British coffee roaster and seller

Monmouth Coffee Company is a coffee roaster, retailer and wholesaler in London, which was founded in 1978. It played an important role in regenerating Neal's Yard and Borough Market. It has remained focused on roasting and selling coffee beans and was one of the foundations for the third wave of coffee in London after the year 2000.

==History==
Monmouth Coffee was founded in 1978 by Nick Saunders and Anita Le Roy. Le Roy later took over the business. Together with Neal's Yard Dairy and Saunders' other businesses, Monmouth Coffee transformed the run down area around Neal's Yard in Covent Garden, central London. The original shop is at 27 Monmouth Street, a grade II listed 18th-century terraced house. The basement was used to roast coffee and the ground floor as a tasting room. In its early years, the shop sold three or four kinds of green or roast coffee beans in sacks containing one, three, seven or ten pounds. Le Roy wanted to buy coffee from individual farmers, but that was not possible until 1996, when a new coffee importer, Mercanta, opened. Monmouth Coffee was one of their early customers. Monmouth Coffee and Mercanta were a foundation for the third wave of artisan coffee shops in London after 2000 and several Monmouth Coffee baristas went on to found their own coffee businesses.

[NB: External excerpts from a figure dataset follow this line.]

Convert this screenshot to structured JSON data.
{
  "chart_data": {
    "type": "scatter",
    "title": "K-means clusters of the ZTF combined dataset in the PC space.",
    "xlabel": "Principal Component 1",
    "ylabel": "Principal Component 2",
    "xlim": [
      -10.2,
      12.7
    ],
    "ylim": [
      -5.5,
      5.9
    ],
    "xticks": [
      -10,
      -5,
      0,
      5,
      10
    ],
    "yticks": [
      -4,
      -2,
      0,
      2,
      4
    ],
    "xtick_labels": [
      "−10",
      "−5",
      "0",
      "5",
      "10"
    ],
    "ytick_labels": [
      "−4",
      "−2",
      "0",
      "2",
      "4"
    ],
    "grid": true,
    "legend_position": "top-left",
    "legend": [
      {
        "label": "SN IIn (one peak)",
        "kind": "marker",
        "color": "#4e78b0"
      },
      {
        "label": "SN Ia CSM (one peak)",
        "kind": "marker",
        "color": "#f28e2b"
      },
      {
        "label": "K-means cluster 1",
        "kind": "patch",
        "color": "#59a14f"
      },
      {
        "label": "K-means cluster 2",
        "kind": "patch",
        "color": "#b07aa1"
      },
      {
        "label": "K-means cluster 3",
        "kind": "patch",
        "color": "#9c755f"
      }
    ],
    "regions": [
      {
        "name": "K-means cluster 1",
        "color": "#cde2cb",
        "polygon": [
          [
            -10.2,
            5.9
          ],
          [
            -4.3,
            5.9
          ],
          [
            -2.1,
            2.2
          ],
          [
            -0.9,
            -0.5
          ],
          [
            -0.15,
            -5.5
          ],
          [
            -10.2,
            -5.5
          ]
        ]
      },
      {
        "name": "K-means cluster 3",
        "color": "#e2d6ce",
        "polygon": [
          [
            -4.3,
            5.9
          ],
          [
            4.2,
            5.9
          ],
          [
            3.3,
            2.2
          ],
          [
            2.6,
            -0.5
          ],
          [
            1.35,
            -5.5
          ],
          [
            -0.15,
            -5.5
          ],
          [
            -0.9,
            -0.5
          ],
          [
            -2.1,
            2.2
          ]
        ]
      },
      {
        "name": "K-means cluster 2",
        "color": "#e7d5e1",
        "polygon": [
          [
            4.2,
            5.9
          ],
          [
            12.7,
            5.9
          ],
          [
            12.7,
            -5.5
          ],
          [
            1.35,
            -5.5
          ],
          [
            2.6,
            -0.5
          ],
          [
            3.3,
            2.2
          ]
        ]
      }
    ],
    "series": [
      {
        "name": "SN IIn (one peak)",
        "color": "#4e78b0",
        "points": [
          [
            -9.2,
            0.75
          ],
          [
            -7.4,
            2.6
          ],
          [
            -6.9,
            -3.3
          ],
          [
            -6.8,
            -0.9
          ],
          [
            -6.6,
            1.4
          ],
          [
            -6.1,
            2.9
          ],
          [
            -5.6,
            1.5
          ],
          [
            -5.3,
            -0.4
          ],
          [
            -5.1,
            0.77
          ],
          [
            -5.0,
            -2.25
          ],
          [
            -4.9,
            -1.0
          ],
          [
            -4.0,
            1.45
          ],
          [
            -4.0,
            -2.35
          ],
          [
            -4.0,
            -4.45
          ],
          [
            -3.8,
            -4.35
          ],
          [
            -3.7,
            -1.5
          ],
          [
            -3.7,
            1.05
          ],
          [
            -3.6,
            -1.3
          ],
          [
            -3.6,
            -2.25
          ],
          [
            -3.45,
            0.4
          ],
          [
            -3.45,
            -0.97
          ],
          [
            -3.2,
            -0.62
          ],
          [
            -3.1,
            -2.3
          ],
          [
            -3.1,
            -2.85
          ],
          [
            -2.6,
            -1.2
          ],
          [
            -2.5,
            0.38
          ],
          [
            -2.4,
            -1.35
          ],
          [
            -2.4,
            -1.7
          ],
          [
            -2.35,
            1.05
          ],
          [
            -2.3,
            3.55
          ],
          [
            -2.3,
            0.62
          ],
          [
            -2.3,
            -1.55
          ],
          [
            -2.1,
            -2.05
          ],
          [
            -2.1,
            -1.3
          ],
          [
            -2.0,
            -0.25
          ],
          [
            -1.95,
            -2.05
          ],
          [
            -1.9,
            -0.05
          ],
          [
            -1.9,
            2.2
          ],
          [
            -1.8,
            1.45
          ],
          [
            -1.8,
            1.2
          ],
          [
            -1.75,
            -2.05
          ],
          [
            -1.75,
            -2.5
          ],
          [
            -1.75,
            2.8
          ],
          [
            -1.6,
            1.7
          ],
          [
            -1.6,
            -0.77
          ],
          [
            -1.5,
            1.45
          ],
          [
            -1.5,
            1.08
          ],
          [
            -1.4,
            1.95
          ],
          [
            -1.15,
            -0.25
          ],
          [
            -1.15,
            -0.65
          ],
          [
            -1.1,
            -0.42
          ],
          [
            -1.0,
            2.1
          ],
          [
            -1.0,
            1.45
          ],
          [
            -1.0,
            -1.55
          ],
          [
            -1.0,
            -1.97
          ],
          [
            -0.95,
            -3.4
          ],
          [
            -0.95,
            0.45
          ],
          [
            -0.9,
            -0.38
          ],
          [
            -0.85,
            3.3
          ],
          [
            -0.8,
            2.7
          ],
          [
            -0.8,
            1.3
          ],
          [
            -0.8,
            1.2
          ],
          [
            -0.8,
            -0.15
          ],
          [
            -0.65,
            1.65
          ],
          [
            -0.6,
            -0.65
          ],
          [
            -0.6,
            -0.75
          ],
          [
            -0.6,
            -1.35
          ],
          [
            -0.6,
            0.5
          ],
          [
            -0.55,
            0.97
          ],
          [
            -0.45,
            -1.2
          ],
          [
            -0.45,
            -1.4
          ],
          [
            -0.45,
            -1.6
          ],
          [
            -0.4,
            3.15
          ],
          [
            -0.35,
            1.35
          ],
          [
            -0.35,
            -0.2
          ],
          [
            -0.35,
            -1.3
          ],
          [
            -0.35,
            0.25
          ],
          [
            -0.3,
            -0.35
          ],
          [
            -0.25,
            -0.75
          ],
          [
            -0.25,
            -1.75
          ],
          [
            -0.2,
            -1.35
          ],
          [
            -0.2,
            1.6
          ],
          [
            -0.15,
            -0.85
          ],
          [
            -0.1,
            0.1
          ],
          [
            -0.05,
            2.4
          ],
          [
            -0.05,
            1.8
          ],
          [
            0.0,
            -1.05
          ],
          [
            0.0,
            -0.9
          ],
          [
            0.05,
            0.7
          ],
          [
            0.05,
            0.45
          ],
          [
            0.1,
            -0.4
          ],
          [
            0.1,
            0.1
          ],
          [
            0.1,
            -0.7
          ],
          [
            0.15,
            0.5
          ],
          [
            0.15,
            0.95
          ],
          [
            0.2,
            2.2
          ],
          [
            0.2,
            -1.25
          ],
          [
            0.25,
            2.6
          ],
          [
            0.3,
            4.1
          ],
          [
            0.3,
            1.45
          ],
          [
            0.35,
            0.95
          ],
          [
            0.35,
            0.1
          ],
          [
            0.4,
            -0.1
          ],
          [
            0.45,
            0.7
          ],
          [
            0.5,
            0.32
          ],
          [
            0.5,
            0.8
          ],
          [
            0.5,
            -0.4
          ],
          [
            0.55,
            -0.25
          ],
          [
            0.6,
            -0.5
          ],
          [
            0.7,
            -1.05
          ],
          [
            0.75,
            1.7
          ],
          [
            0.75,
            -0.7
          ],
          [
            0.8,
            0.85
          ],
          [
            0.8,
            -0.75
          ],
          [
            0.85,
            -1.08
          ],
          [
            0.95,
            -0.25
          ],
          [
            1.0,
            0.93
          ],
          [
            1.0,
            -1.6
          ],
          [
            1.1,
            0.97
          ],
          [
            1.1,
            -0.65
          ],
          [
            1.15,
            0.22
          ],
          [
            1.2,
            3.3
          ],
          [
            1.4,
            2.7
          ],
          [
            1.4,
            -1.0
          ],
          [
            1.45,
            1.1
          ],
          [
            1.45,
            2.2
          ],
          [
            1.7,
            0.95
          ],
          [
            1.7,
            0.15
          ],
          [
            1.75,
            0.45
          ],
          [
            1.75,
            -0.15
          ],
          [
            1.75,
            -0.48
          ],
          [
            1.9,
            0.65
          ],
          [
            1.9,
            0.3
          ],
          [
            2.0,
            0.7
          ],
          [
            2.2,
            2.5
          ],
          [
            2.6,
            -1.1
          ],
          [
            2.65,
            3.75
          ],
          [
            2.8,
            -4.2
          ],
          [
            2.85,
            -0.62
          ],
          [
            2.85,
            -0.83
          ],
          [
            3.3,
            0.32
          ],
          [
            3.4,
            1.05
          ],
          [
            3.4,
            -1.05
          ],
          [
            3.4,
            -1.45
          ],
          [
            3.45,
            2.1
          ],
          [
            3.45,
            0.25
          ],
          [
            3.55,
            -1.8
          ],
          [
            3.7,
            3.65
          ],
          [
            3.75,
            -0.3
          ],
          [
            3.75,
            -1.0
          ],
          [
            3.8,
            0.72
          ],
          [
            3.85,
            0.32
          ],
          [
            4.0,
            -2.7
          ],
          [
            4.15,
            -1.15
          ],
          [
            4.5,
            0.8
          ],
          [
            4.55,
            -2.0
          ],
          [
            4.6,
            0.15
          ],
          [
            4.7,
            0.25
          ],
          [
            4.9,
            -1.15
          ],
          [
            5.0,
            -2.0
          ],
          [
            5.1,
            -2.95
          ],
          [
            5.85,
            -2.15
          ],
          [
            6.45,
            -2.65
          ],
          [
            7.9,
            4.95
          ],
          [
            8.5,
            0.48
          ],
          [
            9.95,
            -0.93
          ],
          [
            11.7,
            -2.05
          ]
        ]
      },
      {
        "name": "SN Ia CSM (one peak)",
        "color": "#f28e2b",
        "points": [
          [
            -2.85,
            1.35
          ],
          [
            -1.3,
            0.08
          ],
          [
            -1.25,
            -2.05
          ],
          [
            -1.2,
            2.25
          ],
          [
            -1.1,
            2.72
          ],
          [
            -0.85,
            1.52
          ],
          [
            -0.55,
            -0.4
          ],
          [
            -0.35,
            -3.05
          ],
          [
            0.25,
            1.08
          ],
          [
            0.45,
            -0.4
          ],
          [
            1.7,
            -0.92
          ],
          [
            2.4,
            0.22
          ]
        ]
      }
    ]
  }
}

Monmouth Coffee has expanded gradually, while remaining focused on roasting and selling coffee beans. A coffee stall was opened in Borough Market in 1999, followed by a second shop in a former fruit and vegetable warehouse in the market in 2001. Along with Brindisa and Neal's Yard Dairy, Monmouth Coffee played an important role in the revival of Borough as a retail food market. In 2007 the roastery was moved to three railway arches in Maltby Street, Bermondsey. In 2009 an arch was opened to sell coffee on Saturdays and other local traders followed suit, forming Maltby Street Market. In 2018 the company headquarters moved into five railway arches at Spa Terminus in Bermondsey, where Monmouth Coffee, Neal's Yard Dairy and a property company had taken a lease on a stretch of railway arches around the former Spa Road railway station to provide accommodation for food manufacturers and wholesalers.

==Activities==
Monmouth Coffee sources coffee beans from individual farms and roasts them in its roastery in Bermondsey. Its staff visit producers to find new suppliers, then the company signs long term contracts to secure its supply of high-quality coffee.

It sells coffee beans direct via its website, and via its two retail shops, which also serve coffee to drink. The roastery also opens as a retail shop on Saturdays.